Background: Retromer complex proteins are decreased in postmortem brain tissues from Down syndrome subjects and inversely correlate with the Alzheimer's disease-like neuropathology. However, whether targeting in vivo the retromer system affects cognitive deficits and synaptic function in Down syndrome remains unknown.
Objective: The aim of the current study was to examine the effects of pharmacological retromer stabilization on cognitive and synaptic functions in a mouse model of Down syndrome.
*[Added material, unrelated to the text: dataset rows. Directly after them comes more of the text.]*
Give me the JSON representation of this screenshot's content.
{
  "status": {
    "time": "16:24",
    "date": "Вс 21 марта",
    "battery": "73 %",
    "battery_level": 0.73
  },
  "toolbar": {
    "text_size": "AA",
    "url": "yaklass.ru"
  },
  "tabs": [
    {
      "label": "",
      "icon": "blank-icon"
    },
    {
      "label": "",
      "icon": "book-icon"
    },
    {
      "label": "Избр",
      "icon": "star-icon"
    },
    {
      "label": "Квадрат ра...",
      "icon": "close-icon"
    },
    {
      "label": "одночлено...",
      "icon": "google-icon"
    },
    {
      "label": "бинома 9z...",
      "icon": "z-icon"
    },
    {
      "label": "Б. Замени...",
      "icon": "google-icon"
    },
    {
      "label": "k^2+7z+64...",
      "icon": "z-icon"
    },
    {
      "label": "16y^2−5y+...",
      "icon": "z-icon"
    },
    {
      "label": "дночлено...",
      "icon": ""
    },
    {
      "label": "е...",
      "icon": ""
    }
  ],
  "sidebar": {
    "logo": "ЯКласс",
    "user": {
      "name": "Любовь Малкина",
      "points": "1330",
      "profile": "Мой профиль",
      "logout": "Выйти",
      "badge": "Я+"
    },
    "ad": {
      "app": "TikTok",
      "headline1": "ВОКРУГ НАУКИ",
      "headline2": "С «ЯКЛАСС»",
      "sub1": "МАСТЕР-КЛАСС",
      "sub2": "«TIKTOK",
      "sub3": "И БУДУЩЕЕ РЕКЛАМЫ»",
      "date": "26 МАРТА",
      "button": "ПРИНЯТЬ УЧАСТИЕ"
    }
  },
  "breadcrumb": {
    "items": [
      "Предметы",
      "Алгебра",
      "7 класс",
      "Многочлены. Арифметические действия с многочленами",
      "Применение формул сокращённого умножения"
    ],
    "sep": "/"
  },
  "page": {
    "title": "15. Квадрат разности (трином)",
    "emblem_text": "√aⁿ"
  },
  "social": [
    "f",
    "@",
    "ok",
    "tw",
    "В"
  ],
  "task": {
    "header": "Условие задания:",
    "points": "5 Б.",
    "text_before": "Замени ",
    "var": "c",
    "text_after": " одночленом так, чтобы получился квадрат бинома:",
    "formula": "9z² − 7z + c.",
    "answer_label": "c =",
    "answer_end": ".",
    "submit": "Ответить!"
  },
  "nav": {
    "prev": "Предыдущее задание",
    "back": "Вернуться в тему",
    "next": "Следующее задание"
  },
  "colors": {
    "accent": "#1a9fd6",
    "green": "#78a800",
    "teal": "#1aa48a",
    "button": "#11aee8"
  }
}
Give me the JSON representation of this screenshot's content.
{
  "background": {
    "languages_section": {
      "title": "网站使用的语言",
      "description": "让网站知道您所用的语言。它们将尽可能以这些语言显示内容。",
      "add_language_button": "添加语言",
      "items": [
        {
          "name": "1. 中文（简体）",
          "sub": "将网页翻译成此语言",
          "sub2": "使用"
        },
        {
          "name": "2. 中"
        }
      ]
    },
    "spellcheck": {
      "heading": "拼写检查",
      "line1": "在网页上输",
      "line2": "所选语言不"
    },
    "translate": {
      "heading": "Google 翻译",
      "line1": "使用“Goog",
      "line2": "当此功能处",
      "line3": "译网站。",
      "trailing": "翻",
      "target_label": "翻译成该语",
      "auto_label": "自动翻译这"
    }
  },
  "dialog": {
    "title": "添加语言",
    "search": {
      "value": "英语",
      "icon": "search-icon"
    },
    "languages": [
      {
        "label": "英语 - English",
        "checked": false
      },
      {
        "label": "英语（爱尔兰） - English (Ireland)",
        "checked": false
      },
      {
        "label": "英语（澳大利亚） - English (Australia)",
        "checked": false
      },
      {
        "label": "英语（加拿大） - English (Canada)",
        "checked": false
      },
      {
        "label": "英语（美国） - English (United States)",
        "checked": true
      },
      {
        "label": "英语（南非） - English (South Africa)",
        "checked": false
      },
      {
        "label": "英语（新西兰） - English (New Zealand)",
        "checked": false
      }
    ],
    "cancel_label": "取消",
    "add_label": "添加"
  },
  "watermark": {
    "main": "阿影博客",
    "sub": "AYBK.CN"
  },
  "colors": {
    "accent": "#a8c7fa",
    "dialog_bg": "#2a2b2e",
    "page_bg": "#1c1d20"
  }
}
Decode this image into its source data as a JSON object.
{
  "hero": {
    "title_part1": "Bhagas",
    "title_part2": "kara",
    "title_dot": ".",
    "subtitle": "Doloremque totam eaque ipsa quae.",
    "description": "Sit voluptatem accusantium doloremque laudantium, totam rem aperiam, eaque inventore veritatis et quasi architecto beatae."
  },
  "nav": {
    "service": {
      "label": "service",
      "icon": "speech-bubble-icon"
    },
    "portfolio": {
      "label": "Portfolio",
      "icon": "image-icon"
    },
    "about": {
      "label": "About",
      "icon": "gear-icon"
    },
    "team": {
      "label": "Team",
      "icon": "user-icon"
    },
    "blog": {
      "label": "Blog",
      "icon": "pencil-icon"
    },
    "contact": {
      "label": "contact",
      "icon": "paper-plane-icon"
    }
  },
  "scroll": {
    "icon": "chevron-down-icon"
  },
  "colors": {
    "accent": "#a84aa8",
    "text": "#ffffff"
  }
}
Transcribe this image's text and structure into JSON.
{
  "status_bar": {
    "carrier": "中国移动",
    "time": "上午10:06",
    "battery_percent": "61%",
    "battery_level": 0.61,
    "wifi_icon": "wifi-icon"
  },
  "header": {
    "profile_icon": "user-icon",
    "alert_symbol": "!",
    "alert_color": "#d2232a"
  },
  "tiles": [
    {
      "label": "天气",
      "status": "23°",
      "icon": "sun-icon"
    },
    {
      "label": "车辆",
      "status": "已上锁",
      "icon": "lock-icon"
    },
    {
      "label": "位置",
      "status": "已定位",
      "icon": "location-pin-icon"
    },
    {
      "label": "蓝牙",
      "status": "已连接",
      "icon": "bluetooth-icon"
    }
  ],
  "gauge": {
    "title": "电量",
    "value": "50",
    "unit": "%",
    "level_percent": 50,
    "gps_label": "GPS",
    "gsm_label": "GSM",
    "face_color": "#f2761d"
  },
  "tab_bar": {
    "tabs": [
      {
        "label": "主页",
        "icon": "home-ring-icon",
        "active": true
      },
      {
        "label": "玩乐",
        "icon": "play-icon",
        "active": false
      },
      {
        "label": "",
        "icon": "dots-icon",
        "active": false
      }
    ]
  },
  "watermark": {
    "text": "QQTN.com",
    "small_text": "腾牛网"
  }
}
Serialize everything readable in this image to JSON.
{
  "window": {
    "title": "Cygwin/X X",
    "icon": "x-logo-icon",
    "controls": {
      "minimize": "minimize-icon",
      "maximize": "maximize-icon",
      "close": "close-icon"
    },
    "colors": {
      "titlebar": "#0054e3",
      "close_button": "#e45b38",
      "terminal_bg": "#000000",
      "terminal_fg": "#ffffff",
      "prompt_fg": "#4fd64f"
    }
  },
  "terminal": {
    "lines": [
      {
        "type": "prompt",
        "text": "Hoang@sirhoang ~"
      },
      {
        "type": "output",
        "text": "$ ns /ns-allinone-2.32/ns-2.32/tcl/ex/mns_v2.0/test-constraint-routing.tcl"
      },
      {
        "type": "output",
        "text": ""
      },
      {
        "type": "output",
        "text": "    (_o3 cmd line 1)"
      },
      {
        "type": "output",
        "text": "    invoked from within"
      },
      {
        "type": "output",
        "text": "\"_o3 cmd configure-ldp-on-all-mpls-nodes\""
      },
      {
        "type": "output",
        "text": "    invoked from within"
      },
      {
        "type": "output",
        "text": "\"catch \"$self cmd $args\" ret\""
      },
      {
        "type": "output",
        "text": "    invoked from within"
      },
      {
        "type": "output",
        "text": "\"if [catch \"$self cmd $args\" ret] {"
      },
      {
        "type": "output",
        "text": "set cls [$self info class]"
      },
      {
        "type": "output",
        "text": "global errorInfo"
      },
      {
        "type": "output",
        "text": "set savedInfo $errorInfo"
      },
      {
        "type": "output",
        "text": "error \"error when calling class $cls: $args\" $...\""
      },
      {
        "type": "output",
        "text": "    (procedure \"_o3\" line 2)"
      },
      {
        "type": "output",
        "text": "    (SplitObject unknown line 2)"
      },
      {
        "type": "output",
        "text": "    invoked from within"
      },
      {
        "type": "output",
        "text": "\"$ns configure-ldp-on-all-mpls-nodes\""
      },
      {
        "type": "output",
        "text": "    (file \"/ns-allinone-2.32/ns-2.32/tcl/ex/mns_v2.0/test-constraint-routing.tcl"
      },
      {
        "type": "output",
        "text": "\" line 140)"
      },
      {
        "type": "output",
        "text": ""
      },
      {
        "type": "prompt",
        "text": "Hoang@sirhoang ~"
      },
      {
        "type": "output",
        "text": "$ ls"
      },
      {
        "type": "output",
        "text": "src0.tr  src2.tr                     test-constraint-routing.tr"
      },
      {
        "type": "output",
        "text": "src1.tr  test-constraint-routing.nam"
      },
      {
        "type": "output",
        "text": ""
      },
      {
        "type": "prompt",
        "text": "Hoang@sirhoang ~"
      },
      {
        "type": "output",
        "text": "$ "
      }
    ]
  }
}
Methods: Ts65dn mice were administered the pharmacological chaperone, TPT-172, or vehicle from 4 to 9 months of age and then assessed for changes in cognitive function. To assess the effects of TPT-172 on synaptic plasticity, hippocampal slices from Ts65dn mice were incubated in TPT-172 and used for field potential recordings.
Results: Chronic TPT-172 treatment improved performance in cognitive function tests, its incubation with hippocampal slices ameliorated synaptic function response.
Conclusion: Pharmacological stabilization of the retromer complex improves synaptic plasticity and memory in a mouse model of Down syndrome. These results support the therapeutic potential of pharmacological retromer stabilization for individual with Down syndrome.
Keywords: Alzheimer’s disease; Down syndrome; Ts65dn mice; retromer.